Heat sink materials with outstanding thermal and mechanical properties to withstand very high energetic neutron irradiation and heat fluxes are desirable for future fusion reactors. Specifically, copper (Cu) alloys are potential candidates owing to the high thermal conductivity of the pure base metal. Although different strategies for strengthening Cu alloys are characterized by reduced thermal conductivity, secondary phase strengthening has proved more effective. Among the strengthened Cu alloys, CuCrZr has attracted significant research attention for heat sink applications and has been utilized in the international thermal-nuclear experimental reactor. However, its application in fusion reactors is restricted by their inadequate stability of its strengthening phases at high irradiation and elevated temperatures.

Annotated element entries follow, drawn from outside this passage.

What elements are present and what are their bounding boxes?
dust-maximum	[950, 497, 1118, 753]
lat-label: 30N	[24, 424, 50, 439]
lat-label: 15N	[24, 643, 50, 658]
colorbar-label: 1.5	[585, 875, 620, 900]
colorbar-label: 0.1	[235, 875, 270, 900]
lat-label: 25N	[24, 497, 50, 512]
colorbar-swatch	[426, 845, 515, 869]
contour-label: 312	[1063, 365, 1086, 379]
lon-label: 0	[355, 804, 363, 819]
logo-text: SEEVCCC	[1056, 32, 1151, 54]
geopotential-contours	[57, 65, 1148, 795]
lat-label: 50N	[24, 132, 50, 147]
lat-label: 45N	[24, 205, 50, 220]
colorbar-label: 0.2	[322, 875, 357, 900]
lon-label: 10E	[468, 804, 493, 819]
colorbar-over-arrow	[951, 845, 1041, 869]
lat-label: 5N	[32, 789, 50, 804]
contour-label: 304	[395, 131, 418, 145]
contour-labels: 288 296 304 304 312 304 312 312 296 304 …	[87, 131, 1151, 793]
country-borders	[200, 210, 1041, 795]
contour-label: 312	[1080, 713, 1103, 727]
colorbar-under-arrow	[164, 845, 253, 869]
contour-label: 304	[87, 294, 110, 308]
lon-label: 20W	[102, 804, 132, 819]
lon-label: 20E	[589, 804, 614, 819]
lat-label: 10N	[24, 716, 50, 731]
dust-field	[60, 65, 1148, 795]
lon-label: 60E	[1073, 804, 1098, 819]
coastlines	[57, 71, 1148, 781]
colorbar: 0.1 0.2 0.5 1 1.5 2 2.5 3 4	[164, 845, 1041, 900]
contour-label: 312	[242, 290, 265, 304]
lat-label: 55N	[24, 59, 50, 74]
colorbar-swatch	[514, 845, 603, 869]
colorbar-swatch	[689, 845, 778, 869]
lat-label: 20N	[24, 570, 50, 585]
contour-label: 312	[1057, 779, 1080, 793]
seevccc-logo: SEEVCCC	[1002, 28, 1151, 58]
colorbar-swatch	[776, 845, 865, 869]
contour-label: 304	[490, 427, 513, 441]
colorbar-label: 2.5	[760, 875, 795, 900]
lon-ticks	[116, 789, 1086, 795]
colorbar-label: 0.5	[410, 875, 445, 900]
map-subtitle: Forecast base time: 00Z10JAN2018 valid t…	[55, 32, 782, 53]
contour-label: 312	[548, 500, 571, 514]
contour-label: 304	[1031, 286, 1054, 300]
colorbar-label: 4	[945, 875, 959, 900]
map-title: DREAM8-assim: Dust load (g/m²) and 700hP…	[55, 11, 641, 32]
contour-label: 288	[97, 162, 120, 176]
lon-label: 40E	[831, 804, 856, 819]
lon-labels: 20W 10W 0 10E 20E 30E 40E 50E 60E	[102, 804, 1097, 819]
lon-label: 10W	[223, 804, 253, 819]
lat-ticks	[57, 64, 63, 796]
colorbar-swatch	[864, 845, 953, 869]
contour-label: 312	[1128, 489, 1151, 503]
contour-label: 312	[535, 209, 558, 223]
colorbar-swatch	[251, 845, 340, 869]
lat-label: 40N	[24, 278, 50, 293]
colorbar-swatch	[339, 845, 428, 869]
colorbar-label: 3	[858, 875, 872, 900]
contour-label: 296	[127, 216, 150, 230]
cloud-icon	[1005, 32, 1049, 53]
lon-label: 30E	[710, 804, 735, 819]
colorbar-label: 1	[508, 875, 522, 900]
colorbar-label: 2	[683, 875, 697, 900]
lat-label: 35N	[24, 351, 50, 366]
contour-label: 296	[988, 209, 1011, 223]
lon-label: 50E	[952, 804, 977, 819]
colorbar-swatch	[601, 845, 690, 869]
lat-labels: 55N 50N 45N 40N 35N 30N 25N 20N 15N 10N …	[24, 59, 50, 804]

Alumina dispersion strengthened Cu (DS-Cu) alloys have been extensively investigated for heat sink applications. Although it has excellent irradiation resistance and thermal stability than CuCrZr, its mechanical properties are still characterized by some drawbacks at elevated temperatures. As the main sources of beneficial properties of DS-Cu, microscopic characteristics of nano-sized oxides such as shape, size and interfacial structures need further modification. While this can be achieved using several routes like mechanical alloying, the traditional internal oxidation route is more beneficial in reducing contamination and high scalability and mass production capability.
From the microstructure perspective, both the intra- and intergranular of alumina particles in traditional Cu-Al2O3 composites fabricated via internal oxidation are highly susceptible to agglomeration and coarsening, which may degrade irradiation and ductility properties. Therefore, it is important to tailor the nano-sized oxides to improve the properties of such DS-Cu fabricated via internal oxidation. This requires a deeper understanding of the relationship between internal oxidation experimental details and the microscopic characteristics.
On this account, Dr. Sixiang Zhao, Ms. Tingxiao Zhang and Mr. Minjing Wang from Lanzhou University of Technology investigated the various factors affecting the agglomeration and coarsening of alumina particles in Cu-Al2O3 composites fabricated through internal oxidation. The origins of agglomeration and coarsening were uncovered using a combination of Rhines-pack and powder metallurgy methods. The work is currently published in the journal, Advanced Engineering Materials.
The authors identified the factors contributing to the agglomeration and coarsening of oxide particles in Cu-Al2O3 composites manufactured via internal oxidation. These factors included grain boundaries, Al concentration, presence of water vapor and diffusion distance. An increase in the concentration of Al or diffusion distance led to coarsening of the particles. The presence of water vapor exacerbated the agglomeration and coarsening effects. While the grain boundaries were the most preferred sites for particle agglomeration, coarse and agglomerated surfaces were also formed on the powder surfaces during water atomization.
The effects of titanium doping which is less prone to activation when subjected to neutron irradiation were demonstrated. It proved to be an effective strategy for modifying the size, shape and distribution of the intra- and intergranular oxide particles in both dry and wet internal oxidation environments. This further improved the irradiation resistance and mechanical properties of the DS-Cu fabricated through a combination of internal oxidation route and powder metallurgy.
In a nutshell, an experimental study of the origin and factors contributing to agglomeration and coarsening of alumina particles were reported. By paying attention to the potential effects of the contributing factors, the findings revealed the importance of further optimization of the microscopic features of the nano-sized oxides via Ti doping. In a statement to Advances in Engineering, Dr. Sixiang Zhao explained that a combination of internal oxidation and powder metallurgy is a promising path for developing advanced and high-performance DS-Cu for future fusion reactors.
Zhao, S., Zhang, T., & Wang, M. (2021). Factors Affecting the Coarsening and Agglomeration of Alumina Particles in Cu–Al2O3 Composites Prepared with Internal Oxidation. Advanced Engineering Materials, 24(5), 2101169.